Plant sale a chance to showcase skills
Timothy Newcomb
Tribune assistant editor
LYNDEN -- From photosynthesis to hydroponics, Lynden High School students are learning the ins and outs of horticulture.
Roughly 60 students are enrolled in two horticulture classes each second semester at LHS. Teacher Ladd Shumway said that a greenhouse was built with the high school in 1980, so horticulture classes have been a staple at LHS since at least that time.
The curriculum covers everything from basic soil and plant science to parts and functions. Students are required to learn hydroponics and grow vegetables in their own hydroponic bucket. They also create and grow baskets and other bedding plants for the annual LHS plant sale, this year on May 1-3.
Every student designs and plants six baskets for sale at the plant sale and has 10 flats of zonal geraniums or other miscellaneous annuals they are growing for the sale.
Students use different height and color themes for their baskets.
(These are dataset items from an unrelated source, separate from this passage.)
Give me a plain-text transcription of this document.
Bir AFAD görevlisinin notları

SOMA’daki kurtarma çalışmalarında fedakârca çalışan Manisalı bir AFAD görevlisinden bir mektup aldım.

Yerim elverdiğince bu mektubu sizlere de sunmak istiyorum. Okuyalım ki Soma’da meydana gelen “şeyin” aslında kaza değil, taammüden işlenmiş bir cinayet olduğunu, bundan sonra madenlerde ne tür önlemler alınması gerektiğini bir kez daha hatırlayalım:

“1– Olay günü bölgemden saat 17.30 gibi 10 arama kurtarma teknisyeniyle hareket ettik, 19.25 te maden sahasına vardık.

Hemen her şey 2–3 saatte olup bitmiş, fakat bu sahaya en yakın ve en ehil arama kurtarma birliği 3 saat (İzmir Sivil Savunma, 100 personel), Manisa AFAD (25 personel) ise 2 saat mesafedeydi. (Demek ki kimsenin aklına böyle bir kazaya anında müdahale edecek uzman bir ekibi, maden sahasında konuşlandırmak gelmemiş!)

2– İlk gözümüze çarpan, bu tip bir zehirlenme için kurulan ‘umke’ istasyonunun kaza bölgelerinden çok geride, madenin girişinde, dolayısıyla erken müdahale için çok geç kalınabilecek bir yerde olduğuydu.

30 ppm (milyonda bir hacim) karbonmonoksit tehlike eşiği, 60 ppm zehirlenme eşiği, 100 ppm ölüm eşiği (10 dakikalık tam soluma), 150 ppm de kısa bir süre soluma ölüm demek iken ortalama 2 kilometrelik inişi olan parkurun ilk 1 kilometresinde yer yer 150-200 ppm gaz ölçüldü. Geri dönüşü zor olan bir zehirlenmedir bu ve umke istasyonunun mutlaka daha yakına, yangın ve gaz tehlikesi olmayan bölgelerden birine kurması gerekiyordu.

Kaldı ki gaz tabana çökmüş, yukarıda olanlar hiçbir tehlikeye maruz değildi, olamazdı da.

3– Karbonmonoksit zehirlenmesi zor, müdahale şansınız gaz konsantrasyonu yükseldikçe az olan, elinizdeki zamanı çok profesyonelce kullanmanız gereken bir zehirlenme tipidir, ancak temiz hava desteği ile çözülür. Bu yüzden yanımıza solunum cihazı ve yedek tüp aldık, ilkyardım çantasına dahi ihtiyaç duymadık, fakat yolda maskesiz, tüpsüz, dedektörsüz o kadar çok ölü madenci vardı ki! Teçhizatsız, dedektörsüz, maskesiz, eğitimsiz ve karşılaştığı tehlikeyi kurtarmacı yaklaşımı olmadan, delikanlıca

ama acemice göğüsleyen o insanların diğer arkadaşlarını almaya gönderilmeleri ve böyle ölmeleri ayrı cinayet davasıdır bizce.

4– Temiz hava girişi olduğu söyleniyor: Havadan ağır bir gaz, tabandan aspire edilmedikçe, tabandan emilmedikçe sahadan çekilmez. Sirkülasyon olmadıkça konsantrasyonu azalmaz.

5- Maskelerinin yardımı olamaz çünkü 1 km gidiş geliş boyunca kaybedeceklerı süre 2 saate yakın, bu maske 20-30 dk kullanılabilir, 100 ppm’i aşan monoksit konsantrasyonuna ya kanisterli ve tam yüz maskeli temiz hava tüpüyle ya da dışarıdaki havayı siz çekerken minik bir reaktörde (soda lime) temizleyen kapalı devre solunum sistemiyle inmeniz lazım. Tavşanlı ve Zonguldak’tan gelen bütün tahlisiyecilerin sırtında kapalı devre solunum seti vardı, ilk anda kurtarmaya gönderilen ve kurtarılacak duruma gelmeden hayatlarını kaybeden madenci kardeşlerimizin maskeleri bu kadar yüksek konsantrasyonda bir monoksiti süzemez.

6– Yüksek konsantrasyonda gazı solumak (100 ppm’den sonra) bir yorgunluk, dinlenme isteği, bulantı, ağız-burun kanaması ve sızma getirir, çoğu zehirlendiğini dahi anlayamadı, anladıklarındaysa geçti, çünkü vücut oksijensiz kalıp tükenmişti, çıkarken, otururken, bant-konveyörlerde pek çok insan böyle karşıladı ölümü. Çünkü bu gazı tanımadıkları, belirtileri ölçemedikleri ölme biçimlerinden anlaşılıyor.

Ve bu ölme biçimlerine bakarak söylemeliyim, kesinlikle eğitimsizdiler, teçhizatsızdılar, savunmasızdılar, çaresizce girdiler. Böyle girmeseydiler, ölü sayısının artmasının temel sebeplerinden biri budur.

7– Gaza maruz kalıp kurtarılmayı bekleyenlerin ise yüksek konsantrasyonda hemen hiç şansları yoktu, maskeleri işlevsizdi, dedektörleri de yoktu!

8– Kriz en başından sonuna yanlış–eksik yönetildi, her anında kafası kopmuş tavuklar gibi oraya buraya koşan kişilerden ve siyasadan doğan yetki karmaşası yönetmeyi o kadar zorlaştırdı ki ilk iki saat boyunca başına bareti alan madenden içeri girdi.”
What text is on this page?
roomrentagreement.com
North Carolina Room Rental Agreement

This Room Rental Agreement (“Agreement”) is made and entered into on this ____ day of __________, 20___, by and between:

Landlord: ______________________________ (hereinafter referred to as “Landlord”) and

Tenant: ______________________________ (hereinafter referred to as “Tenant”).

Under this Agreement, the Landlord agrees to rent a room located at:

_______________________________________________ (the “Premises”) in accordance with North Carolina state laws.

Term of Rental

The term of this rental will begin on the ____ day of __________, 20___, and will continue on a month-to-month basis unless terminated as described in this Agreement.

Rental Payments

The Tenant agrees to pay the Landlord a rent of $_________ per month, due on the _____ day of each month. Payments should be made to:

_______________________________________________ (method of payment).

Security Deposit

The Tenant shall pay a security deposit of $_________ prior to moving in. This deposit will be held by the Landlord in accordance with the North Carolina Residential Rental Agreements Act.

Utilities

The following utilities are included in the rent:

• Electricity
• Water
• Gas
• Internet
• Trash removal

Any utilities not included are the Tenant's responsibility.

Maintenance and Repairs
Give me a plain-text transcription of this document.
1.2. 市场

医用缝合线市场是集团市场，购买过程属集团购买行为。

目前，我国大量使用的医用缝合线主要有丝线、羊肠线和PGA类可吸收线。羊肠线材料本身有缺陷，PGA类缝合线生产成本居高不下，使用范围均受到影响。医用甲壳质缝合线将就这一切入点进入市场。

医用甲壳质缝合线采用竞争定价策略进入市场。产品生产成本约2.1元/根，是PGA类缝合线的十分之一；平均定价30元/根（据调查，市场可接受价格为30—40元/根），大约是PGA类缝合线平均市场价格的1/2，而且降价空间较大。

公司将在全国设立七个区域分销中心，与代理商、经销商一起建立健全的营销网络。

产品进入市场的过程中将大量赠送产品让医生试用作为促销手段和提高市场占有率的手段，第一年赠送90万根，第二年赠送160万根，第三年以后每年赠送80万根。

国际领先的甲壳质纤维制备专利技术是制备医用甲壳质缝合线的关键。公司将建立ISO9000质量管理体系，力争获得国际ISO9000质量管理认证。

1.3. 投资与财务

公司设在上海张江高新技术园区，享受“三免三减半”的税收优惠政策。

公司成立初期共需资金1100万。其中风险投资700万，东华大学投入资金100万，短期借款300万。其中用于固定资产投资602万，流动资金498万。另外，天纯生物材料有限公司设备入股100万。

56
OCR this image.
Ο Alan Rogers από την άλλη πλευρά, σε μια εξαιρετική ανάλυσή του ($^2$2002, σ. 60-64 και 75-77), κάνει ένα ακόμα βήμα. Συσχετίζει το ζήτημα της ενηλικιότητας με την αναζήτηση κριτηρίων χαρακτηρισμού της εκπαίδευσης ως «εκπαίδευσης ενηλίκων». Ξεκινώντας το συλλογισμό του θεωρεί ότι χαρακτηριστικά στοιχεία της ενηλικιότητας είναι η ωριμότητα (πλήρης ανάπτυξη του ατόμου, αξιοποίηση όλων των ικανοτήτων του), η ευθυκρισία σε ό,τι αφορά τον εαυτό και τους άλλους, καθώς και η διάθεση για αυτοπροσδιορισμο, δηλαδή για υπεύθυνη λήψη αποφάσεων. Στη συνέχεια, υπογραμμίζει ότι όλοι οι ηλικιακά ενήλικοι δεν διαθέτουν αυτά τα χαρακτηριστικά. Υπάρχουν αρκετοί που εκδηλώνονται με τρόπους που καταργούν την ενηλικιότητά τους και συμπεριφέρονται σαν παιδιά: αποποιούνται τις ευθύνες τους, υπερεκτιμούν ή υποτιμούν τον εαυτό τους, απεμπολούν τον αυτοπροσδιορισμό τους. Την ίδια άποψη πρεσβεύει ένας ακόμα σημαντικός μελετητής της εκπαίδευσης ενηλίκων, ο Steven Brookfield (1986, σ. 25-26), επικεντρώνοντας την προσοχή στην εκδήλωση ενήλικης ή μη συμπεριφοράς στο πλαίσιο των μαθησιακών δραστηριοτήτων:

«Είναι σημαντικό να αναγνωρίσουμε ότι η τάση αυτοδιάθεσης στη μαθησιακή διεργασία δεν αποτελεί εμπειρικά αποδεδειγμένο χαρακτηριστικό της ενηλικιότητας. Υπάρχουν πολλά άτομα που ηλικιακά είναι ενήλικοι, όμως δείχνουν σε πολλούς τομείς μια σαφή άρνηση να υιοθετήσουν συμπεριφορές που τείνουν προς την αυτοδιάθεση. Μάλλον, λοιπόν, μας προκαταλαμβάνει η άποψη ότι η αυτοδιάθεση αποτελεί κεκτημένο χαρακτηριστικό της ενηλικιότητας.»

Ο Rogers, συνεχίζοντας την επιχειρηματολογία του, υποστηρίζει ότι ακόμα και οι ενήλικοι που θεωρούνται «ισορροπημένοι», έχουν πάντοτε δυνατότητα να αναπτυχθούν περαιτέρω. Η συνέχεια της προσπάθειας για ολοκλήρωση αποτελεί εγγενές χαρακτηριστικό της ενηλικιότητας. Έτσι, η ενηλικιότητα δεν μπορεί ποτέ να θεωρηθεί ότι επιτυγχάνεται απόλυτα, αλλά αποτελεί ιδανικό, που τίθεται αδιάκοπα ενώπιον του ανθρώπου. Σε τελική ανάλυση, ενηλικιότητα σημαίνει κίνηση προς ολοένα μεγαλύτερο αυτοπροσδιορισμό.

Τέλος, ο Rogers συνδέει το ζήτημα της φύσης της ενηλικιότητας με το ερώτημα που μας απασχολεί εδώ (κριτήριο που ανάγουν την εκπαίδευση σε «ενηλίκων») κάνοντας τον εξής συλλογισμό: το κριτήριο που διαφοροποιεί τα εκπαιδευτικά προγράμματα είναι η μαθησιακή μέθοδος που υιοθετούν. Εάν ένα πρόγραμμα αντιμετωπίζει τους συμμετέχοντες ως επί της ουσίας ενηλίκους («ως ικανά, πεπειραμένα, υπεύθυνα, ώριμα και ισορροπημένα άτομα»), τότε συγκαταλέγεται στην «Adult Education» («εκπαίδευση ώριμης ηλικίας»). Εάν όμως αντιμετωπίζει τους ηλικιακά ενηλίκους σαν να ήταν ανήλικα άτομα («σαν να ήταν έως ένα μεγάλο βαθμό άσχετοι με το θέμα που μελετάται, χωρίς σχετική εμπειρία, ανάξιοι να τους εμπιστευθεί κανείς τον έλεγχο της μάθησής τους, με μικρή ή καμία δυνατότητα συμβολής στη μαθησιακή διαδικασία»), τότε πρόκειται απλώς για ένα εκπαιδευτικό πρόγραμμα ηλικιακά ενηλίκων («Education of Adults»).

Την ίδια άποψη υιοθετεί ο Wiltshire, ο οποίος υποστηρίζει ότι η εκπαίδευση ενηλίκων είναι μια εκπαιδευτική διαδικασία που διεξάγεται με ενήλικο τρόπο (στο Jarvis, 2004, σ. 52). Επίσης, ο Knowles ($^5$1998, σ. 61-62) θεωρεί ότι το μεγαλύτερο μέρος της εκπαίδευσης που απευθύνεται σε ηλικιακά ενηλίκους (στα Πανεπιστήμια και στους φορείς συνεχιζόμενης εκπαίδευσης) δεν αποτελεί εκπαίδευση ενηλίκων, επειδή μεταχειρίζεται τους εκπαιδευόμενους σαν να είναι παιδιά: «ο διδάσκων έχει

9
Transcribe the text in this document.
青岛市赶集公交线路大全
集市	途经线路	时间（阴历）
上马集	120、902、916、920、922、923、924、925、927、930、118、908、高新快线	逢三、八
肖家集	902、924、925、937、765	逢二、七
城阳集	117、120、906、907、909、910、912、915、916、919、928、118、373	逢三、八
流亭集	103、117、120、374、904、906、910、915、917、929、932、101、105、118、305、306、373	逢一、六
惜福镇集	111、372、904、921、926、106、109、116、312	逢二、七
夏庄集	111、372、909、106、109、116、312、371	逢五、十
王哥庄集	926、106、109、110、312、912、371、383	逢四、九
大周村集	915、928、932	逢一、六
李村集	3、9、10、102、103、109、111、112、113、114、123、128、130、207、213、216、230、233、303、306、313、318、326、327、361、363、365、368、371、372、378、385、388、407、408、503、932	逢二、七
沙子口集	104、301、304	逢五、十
Kristie George explained that she is creating a harmonious basket by mixing colors that are similar on the color wheel for one basket and then contrasting color for another basket.
Shumway said that mixing plants that mound and trail give different baskets different looks, something the students were required to design.
But the students don’t just toss the plants in the greenhouse and go along on their way. Shumway has them checking the pH levels, testing soil nutrients, plant nutrients, fertilizer levels and a variety of things to ensure that the plants are being properly cared far.
The entire process not only helps the students create quality products for the plant sale, but it also teaches them the steps they need to know if they were to work in a greenhouse professionally.
Hydroponics -- the method of growing plants, usually vegetables, in nutrient-rich water instead of soil -- is an ever-increasing industry trend and one that Shumway wants his students to know.
Each student is growing vegetables in his or her own hydroponic bucket, learning to check the appropriate levels in the nutrients of the water.
Shumway said that hydroponic growing has become the accepted way to mass grow vegetables because it takes less space and eliminates the possibility of soil diseases.
The big business of greenhouse growing just north of the Canadian border from Whatcom County is done solely with hydroponics.
Shumway said the practice not only gives students a sense of how the industry works, but also a sense of the “wow” of growing plants without soil.
Students Nathan McQuarrie and Cory Shanahan are even in charge of growing the class’s bumper crop of hydroponic tomatoes. “It is fun to have fresh tomatoes this time of year,” Shumway said. “We started in November and they will get way up into the rafters.”
Both students said it has been interesting to learn how to take care of the plants. They even change pH levels and fix nutrient levels, McQuarrie said. He added that the students are in charge of vibrating the leaves of the tomatoes to encourage pollination, the usual role of bees.
Shumway said that the plant materials for the sale and the class were purchased from the two VanWingerden nurseries in Whatcom County. He said that he is grateful for the willingness of the Van Wingerden family to work with the students, sell them small orders and welcome them in for field trips.
The plant sale will run from noon to 6 p.m. May 1 and 2 and from 9 a.m. to 3 p.m. on May 3 at the LHS greenhouse.